Random Riches - Thierry DEPAULIS

"Bingo! A material history of modern gaming"

In my paper I will show how gaming evolved between the 15th and the 20th centuries. The second half of the 14th century sees a significant shift in terms of games on offer: playing cards and lotteries both appeared on the scene as very innovative forms of gaming. In the 15th and 16th centuries diversification continues in the form of ‘small-scale’ lotteries, mostly table games on numbers like Auca or Biribissi, predecessors of Roulette. With the irresistible rise of playing cards in the 16th century some states took the opportunity of both controlling these ‘gambling instruments’ and raising revenues for their costly bureaucracies and armies. At this time, Italy became the hotspot of gambling with new games and new forms of betting (somewhat anticipating sports betting, though without sports). This drove political powers either to ban or to regulate gaming, very often alternating between the two. Over time lotteries, which were first organised and run by various bodies on a sporadic basis, became regulated; in Genoa, after decades of serious (but futile) prohibition, the Lotto was legalised in 1644, thus becoming the earliest lasting ‘State Lottery’. The ‘Gambler-State’ is mainly a Renaissance phenomenon.
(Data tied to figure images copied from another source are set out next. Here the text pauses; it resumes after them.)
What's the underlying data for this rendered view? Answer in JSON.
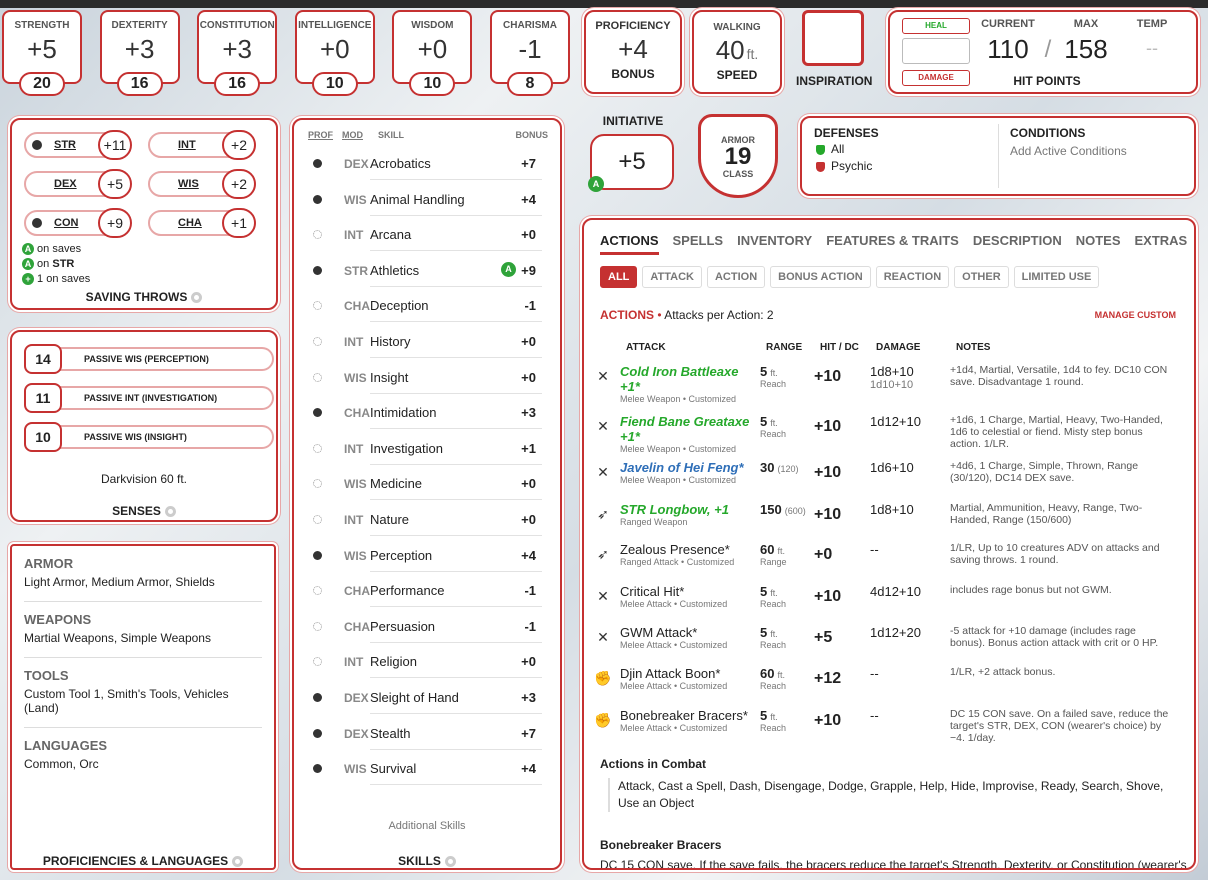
{
  "abilities": [
    {
      "label": "STRENGTH",
      "mod": "+5",
      "score": "20"
    },
    {
      "label": "DEXTERITY",
      "mod": "+3",
      "score": "16"
    },
    {
      "label": "CONSTITUTION",
      "mod": "+3",
      "score": "16"
    },
    {
      "label": "INTELLIGENCE",
      "mod": "+0",
      "score": "10"
    },
    {
      "label": "WISDOM",
      "mod": "+0",
      "score": "10"
    },
    {
      "label": "CHARISMA",
      "mod": "-1",
      "score": "8"
    }
  ],
  "proficiency": {
    "label": "PROFICIENCY",
    "value": "+4",
    "caption": "BONUS"
  },
  "speed": {
    "label": "WALKING",
    "value": "40",
    "unit": "ft.",
    "caption": "SPEED"
  },
  "inspiration": {
    "caption": "INSPIRATION"
  },
  "hp": {
    "heal": "HEAL",
    "damage": "DAMAGE",
    "current_label": "CURRENT",
    "max_label": "MAX",
    "temp_label": "TEMP",
    "current": "110",
    "sep": "/",
    "max": "158",
    "temp": "--",
    "caption": "HIT POINTS"
  },
  "initiative": {
    "label": "INITIATIVE",
    "value": "+5",
    "badge": "A"
  },
  "armor": {
    "label": "ARMOR",
    "value": "19",
    "caption": "CLASS"
  },
  "defenses": {
    "title": "DEFENSES",
    "items": [
      "All",
      "Psychic"
    ]
  },
  "conditions": {
    "title": "CONDITIONS",
    "placeholder": "Add Active Conditions"
  },
  "saves": {
    "items": [
      {
        "name": "STR",
        "bonus": "+11",
        "prof": true
      },
      {
        "name": "INT",
        "bonus": "+2",
        "prof": false
      },
      {
        "name": "DEX",
        "bonus": "+5",
        "prof": false
      },
      {
        "name": "WIS",
        "bonus": "+2",
        "prof": false
      },
      {
        "name": "CON",
        "bonus": "+9",
        "prof": true
      },
      {
        "name": "CHA",
        "bonus": "+1",
        "prof": false
      }
    ],
    "notes": [
      {
        "badge": "A",
        "pre": "",
        "strong": "",
        "text": " on saves"
      },
      {
        "badge": "A",
        "pre": " on ",
        "strong": "STR",
        "text": ""
      },
      {
        "badge": "+",
        "pre": "",
        "strong": "",
        "text": " 1 on saves"
      }
    ],
    "title": "SAVING THROWS"
  },
  "senses": {
    "items": [
      {
        "value": "14",
        "label": "PASSIVE WIS (PERCEPTION)"
      },
      {
        "value": "11",
        "label": "PASSIVE INT (INVESTIGATION)"
      },
      {
        "value": "10",
        "label": "PASSIVE WIS (INSIGHT)"
      }
    ],
    "note": "Darkvision 60 ft.",
    "title": "SENSES"
  },
  "proficiencies": {
    "groups": [
      {
        "title": "ARMOR",
        "value": "Light Armor, Medium Armor, Shields"
      },
      {
        "title": "WEAPONS",
        "value": "Martial Weapons, Simple Weapons"
      },
      {
        "title": "TOOLS",
        "value": "Custom Tool 1, Smith's Tools, Vehicles (Land)"
      },
      {
        "title": "LANGUAGES",
        "value": "Common, Orc"
      }
    ],
    "title": "PROFICIENCIES & LANGUAGES"
  },
  "skills": {
    "headers": {
      "prof": "PROF",
      "mod": "MOD",
      "skill": "SKILL",
      "bonus": "BONUS"
    },
    "items": [
      {
        "mod": "DEX",
        "name": "Acrobatics",
        "bonus": "+7",
        "prof": true
      },
      {
        "mod": "WIS",
        "name": "Animal Handling",
        "bonus": "+4",
        "prof": true
      },
      {
        "mod": "INT",
        "name": "Arcana",
        "bonus": "+0",
        "prof": false
      },
      {
        "mod": "STR",
        "name": "Athletics",
        "bonus": "+9",
        "prof": true,
        "adv": "A"
      },
      {
        "mod": "CHA",
        "name": "Deception",
        "bonus": "-1",
        "prof": false
      },
      {
        "mod": "INT",
        "name": "History",
        "bonus": "+0",
        "prof": false
      },
      {
        "mod": "WIS",
        "name": "Insight",
        "bonus": "+0",
        "prof": false
      },
      {
        "mod": "CHA",
        "name": "Intimidation",
        "bonus": "+3",
        "prof": true
      },
      {
        "mod": "INT",
        "name": "Investigation",
        "bonus": "+1",
        "prof": false
      },
      {
        "mod": "WIS",
        "name": "Medicine",
        "bonus": "+0",
        "prof": false
      },
      {
        "mod": "INT",
        "name": "Nature",
        "bonus": "+0",
        "prof": false
      },
      {
        "mod": "WIS",
        "name": "Perception",
        "bonus": "+4",
        "prof": true
      },
      {
        "mod": "CHA",
        "name": "Performance",
        "bonus": "-1",
        "prof": false
      },
      {
        "mod": "CHA",
        "name": "Persuasion",
        "bonus": "-1",
        "prof": false
      },
      {
        "mod": "INT",
        "name": "Religion",
        "bonus": "+0",
        "prof": false
      },
      {
        "mod": "DEX",
        "name": "Sleight of Hand",
        "bonus": "+3",
        "prof": true
      },
      {
        "mod": "DEX",
        "name": "Stealth",
        "bonus": "+7",
        "prof": true
      },
      {
        "mod": "WIS",
        "name": "Survival",
        "bonus": "+4",
        "prof": true
      }
    ],
    "additional": "Additional Skills",
    "title": "SKILLS"
  },
  "actions": {
    "tabs": [
      "ACTIONS",
      "SPELLS",
      "INVENTORY",
      "FEATURES & TRAITS",
      "DESCRIPTION",
      "NOTES",
      "EXTRAS"
    ],
    "filters": [
      "ALL",
      "ATTACK",
      "ACTION",
      "BONUS ACTION",
      "REACTION",
      "OTHER",
      "LIMITED USE"
    ],
    "heading": "ACTIONS",
    "per_action": "Attacks per Action: 2",
    "manage": "MANAGE CUSTOM",
    "columns": {
      "attack": "ATTACK",
      "range": "RANGE",
      "hit": "HIT / DC",
      "damage": "DAMAGE",
      "notes": "NOTES"
    },
    "attacks": [
      {
        "icon": "melee-weapon-icon",
        "name": "Cold Iron Battleaxe +1*",
        "color": "green",
        "sub": "Melee Weapon • Customized",
        "range": "5",
        "rangeunit": "ft.",
        "rangesub": "Reach",
        "hit": "+10",
        "damage": "1d8+10",
        "damage2": "1d10+10",
        "notes": "+1d4, Martial, Versatile, 1d4 to fey. DC10 CON save. Disadvantage 1 round."
      },
      {
        "icon": "melee-weapon-icon",
        "name": "Fiend Bane Greataxe +1*",
        "color": "green",
        "sub": "Melee Weapon • Customized",
        "range": "5",
        "rangeunit": "ft.",
        "rangesub": "Reach",
        "hit": "+10",
        "damage": "1d12+10",
        "damage2": "",
        "notes": "+1d6, 1 Charge, Martial, Heavy, Two-Handed, 1d6 to celestial or fiend. Misty step bonus action. 1/LR."
      },
      {
        "icon": "melee-weapon-icon",
        "name": "Javelin of Hei Feng*",
        "color": "blue",
        "sub": "Melee Weapon • Customized",
        "range": "30",
        "rangeunit": "(120)",
        "rangesub": "",
        "hit": "+10",
        "damage": "1d6+10",
        "damage2": "",
        "notes": "+4d6, 1 Charge, Simple, Thrown, Range (30/120), DC14 DEX save."
      },
      {
        "icon": "ranged-weapon-icon",
        "name": "STR Longbow, +1",
        "color": "green",
        "sub": "Ranged Weapon",
        "range": "150",
        "rangeunit": "(600)",
        "rangesub": "",
        "hit": "+10",
        "damage": "1d8+10",
        "damage2": "",
        "notes": "Martial, Ammunition, Heavy, Range, Two-Handed, Range (150/600)"
      },
      {
        "icon": "ranged-attack-icon",
        "name": "Zealous Presence*",
        "color": "plain",
        "sub": "Ranged Attack • Customized",
        "range": "60",
        "rangeunit": "ft.",
        "rangesub": "Range",
        "hit": "+0",
        "damage": "--",
        "damage2": "",
        "notes": "1/LR, Up to 10 creatures ADV on attacks and saving throws. 1 round."
      },
      {
        "icon": "melee-weapon-icon",
        "name": "Critical Hit*",
        "color": "plain",
        "sub": "Melee Attack • Customized",
        "range": "5",
        "rangeunit": "ft.",
        "rangesub": "Reach",
        "hit": "+10",
        "damage": "4d12+10",
        "damage2": "",
        "notes": "includes rage bonus but not GWM."
      },
      {
        "icon": "melee-weapon-icon",
        "name": "GWM Attack*",
        "color": "plain",
        "sub": "Melee Attack • Customized",
        "range": "5",
        "rangeunit": "ft.",
        "rangesub": "Reach",
        "hit": "+5",
        "damage": "1d12+20",
        "damage2": "",
        "notes": "-5 attack for +10 damage (includes rage bonus). Bonus action attack with crit or 0 HP."
      },
      {
        "icon": "fist-icon",
        "name": "Djin Attack Boon*",
        "color": "plain",
        "sub": "Melee Attack • Customized",
        "range": "60",
        "rangeunit": "ft.",
        "rangesub": "Reach",
        "hit": "+12",
        "damage": "--",
        "damage2": "",
        "notes": "1/LR, +2 attack bonus."
      },
      {
        "icon": "fist-icon",
        "name": "Bonebreaker Bracers*",
        "color": "plain",
        "sub": "Melee Attack • Customized",
        "range": "5",
        "rangeunit": "ft.",
        "rangesub": "Reach",
        "hit": "+10",
        "damage": "--",
        "damage2": "",
        "notes": "DC 15 CON save. On a failed save, reduce the target's STR, DEX, CON (wearer's choice) by −4. 1/day."
      }
    ],
    "combat_title": "Actions in Combat",
    "combat_text": "Attack, Cast a Spell, Dash, Disengage, Dodge, Grapple, Help, Hide, Improvise, Ready, Search, Shove, Use an Object",
    "bracers_title": "Bonebreaker Bracers",
    "bracers_text": "DC 15 CON save. If the save fails, the bracers reduce the target's Strength, Dexterity, or Constitution (wearer's"
  }
}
The 18th century again shows a dramatic increase of gaming, with lotteries of all denominations and the dramatic multiplication of places where playing cards were manufactured. By contrast the 19th century appears as a kind of backlash, with many governments passing laws to either ban or seriously restrict gambling. At the end of the century only a few places allowed public gambling. Following the First World War and spurred by the Great Depression this changed, when many Western governments eager for revenues passed laws legalising lotteries, casinos, betting and other forms of gaming. With the exception of the Second World War, this tendency towards legalized gambling has continued until today.

Thierry DEPAULIS
is a historian and specialist in the history of games. He is the author of numerous articles and contributions, such as “A Wicked Pack of Cards: The Origins of the Occult Tarot” (together with Ronald Decker and Sir Michael Dummett). In 2009, he sat in the scientific board of the Paris exhibition “Jeux des princes, jeux de vilains” (Bibliothèque nationale de France).